Pour Swann, une fois endossé le rôle d’illusionniste, l’existence ne constituera plus qu’une vaste supercherie. Même ces exploits qu’il réalise grâce à son inavouable maîtrise de la sorcellerie se doivent d’être présentés au public sous un jour plus favorable, le monde demeurant incapable d’accepter leur véritable nature, les spectateurs prêts à payer le prix d’admission pour être dupés mais nullement pour assister à d’hérétiques miracles. « Les illusionnistes touchent des cachets, les magiciens finissent au bûcher » nous rappelle-t-il, rongé par le dégoût à force de renier son art pour mettre en scène une très lucrative mascarade. L’éveil annoncé de Nix sonne donc pour Swann autant comme le glas que la vindicte de sa profession bafouée ; un avènement devant lequel il est préférable – bien que peu honorable – de s’effacer.
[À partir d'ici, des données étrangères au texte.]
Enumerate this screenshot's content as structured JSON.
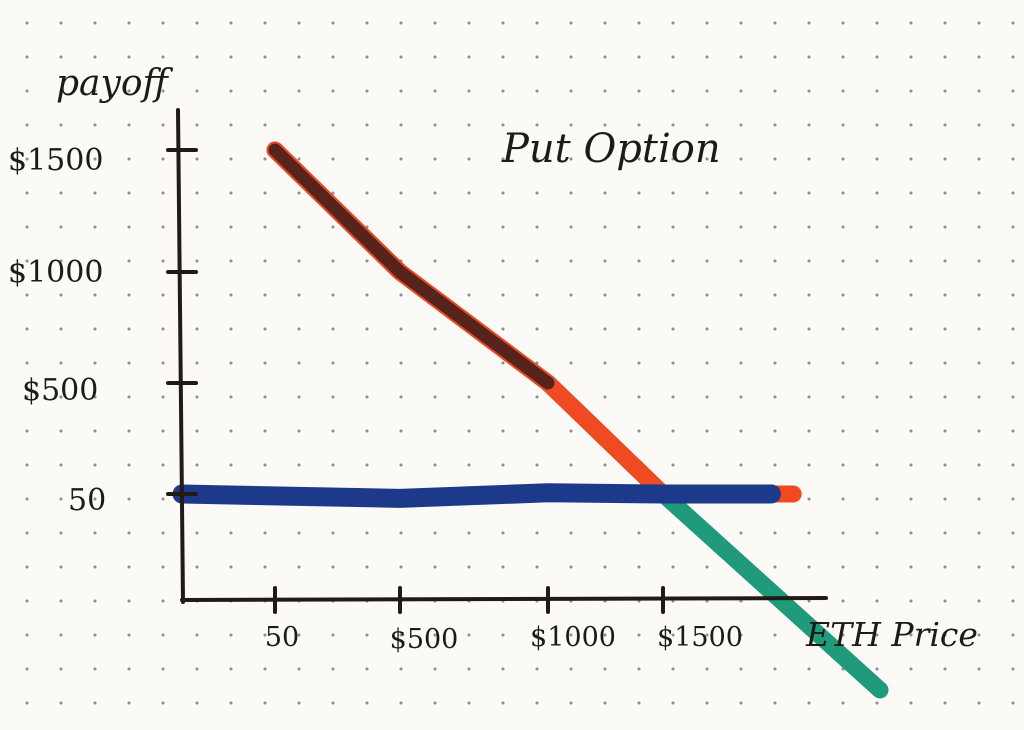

Ce sera son ultime illusion, celle réelle de l’orchestration de sa mort devant des milliers de témoins en pied de nez à celle métaphorique de la mort de Nix comme simple état transitoire. Leurs deux approches de la magie, bien que diamétralement opposées, resteront ainsi, l’une autant que l’autre, incomprises du commun des mortels, insensible à la part spirituelle d’un monde dont il ne perçoit plus que l’attrait matériel. Sauf Harry qui se retrouve, malgré lui, de nouveau au cœur de l’orage, obligé de lutter pour ce maigre butin que constitue sa survie.
Loin du renouveau du slasher, inépuisable fléau du cinéma d’horreur des années 1990, Clive Barker signait donc avec Le Maître des illusions un film en parfaite opposition de style et de ton avec son époque. Aux effets clinquants et à la frénésie meurtrière visant de voluptueuses adolescentes – de prétendues stars en devenir dont à peine une vingtaine d’années auront eu raison – le réalisateur préfère prendre le temps de distiller ses nombreuses idées, exigeant de son spectateur d’élucider les énigmes à mesure qu’il s’enfonce dans un ténébreux labyrinthe. Sous la blafarde lumière californienne, d’un Los Angeles grouillant de meurtriers à l’âpre désert où se prépare la révolte, la laideur est exposée sous l’opulence et derrière les machinations de ceux qui détiennent un semblant de pouvoir, ou qui aimeraient s’en emparer. Une laideur qui n’a d’égale que la terrifiante et démesurée folie de Nix : l’homme qui voulait devenir un dieu avant de se raviser, qui s’imaginait être né pour assassiner le monde avant de se dire que le jeu n’en valait peut-être même pas l’infernale chandelle.